In a cruel twist of fate, the collision coincided with a mock funeral for the bike lane on Bedford Avenue, which was removed by the DOT on December 1. Though the lane was briefly resuscitated by after-hours activists with rollers and spray-paint stencils, the DOT made clear its intention to re-sandblast the 14-block stretch of markings after the weekend's rain. The site of Raulston's collision was two blocks from her home, and less than three miles from the former bike lane.

Detractors of the bike lane have argued that there is no place for bikes on Bedford because it is too busy and congested; because there are too many businesses and schools; because local women may dress "immodestly" and offend some of the more conservative residents of the neighborhood.

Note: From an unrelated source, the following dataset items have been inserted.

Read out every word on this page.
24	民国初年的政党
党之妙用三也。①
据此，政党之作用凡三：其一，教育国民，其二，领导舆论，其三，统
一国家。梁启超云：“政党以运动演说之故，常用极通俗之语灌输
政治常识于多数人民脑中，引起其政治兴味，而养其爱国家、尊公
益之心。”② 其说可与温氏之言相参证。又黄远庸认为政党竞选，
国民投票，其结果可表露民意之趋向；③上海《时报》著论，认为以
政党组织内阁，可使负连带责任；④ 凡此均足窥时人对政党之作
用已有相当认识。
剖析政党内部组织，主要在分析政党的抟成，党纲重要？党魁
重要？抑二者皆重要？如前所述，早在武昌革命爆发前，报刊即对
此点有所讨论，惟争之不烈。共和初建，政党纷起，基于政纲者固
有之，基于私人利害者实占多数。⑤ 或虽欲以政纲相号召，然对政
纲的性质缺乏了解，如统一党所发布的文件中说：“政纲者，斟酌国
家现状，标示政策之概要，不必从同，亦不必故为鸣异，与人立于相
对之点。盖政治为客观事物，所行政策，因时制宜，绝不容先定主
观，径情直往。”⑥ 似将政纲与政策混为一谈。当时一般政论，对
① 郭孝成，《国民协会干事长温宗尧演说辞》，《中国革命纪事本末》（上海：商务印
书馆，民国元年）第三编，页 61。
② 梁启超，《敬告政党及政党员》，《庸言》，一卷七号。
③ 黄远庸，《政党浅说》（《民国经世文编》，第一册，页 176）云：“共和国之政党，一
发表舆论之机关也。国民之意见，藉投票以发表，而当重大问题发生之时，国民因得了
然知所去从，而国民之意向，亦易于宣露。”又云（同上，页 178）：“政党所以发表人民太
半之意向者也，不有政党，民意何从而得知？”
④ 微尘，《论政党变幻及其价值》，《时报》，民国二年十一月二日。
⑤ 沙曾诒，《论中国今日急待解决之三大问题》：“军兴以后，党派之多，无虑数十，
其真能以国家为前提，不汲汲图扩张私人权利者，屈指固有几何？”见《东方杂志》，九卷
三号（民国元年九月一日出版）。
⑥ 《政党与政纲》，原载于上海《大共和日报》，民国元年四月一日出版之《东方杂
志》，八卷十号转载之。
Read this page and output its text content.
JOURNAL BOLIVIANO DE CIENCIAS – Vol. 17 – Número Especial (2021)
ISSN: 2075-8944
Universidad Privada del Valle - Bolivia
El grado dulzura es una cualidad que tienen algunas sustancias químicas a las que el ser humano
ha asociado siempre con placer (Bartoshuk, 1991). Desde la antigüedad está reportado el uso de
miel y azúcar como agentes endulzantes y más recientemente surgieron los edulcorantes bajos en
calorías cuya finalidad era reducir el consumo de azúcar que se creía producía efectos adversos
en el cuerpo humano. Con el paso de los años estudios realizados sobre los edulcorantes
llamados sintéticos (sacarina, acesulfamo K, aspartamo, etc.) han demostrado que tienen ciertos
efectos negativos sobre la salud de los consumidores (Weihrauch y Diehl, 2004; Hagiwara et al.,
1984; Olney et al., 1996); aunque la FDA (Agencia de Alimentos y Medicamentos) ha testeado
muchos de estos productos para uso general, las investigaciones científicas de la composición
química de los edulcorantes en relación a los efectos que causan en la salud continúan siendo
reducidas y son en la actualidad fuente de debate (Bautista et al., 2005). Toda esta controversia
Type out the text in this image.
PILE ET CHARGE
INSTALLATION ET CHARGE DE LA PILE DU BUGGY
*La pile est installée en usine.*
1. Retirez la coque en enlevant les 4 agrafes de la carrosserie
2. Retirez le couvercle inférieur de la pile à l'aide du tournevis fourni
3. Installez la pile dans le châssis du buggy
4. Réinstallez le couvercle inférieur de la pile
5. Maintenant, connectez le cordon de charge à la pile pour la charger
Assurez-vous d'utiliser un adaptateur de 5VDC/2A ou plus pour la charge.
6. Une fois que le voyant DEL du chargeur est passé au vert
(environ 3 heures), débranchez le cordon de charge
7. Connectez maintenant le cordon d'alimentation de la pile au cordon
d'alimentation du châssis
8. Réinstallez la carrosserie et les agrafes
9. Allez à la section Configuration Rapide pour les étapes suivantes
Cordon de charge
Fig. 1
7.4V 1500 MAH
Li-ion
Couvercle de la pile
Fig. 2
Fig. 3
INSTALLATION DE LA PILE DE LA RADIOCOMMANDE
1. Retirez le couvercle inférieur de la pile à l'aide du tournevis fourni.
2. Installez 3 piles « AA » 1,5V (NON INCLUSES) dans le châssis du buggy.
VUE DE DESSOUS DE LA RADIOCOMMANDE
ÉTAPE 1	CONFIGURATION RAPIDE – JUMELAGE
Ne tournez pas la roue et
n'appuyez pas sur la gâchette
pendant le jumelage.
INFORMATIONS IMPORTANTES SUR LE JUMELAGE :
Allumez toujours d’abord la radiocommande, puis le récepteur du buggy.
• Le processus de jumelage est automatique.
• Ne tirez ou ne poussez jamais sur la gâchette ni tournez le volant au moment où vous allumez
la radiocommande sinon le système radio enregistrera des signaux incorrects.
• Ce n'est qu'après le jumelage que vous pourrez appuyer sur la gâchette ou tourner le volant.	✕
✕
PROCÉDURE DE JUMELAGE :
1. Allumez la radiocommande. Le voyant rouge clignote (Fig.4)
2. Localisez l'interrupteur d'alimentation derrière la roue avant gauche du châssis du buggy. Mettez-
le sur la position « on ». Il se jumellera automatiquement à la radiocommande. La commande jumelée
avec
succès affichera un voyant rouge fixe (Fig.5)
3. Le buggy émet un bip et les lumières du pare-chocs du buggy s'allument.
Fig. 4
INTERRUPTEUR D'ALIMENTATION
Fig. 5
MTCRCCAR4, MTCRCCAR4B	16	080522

While bike lanes are still no substitute for alert, attentive, smart bicycling habits, they are instrumental in calming and slowing down traffic as a whole, as well as conditioning motorists to watch for cyclists. Unappealing as it may be for drivers to lower their speeds and increase their awareness, it is a crucial practice that is even moreso in school zones when children are present, as well as businesses that see a heavy pedestrian traffic. It is also far more preferable to see a scantily clad woman in one's neighborhood than one injured or killed by an automobile.

Perhaps a bike lane could have saved this woman's life; perhaps there was nothing that could have been done. Either way, in light of this tragedy, the DOT needs to continue extending, not hobbling, its bike lane network.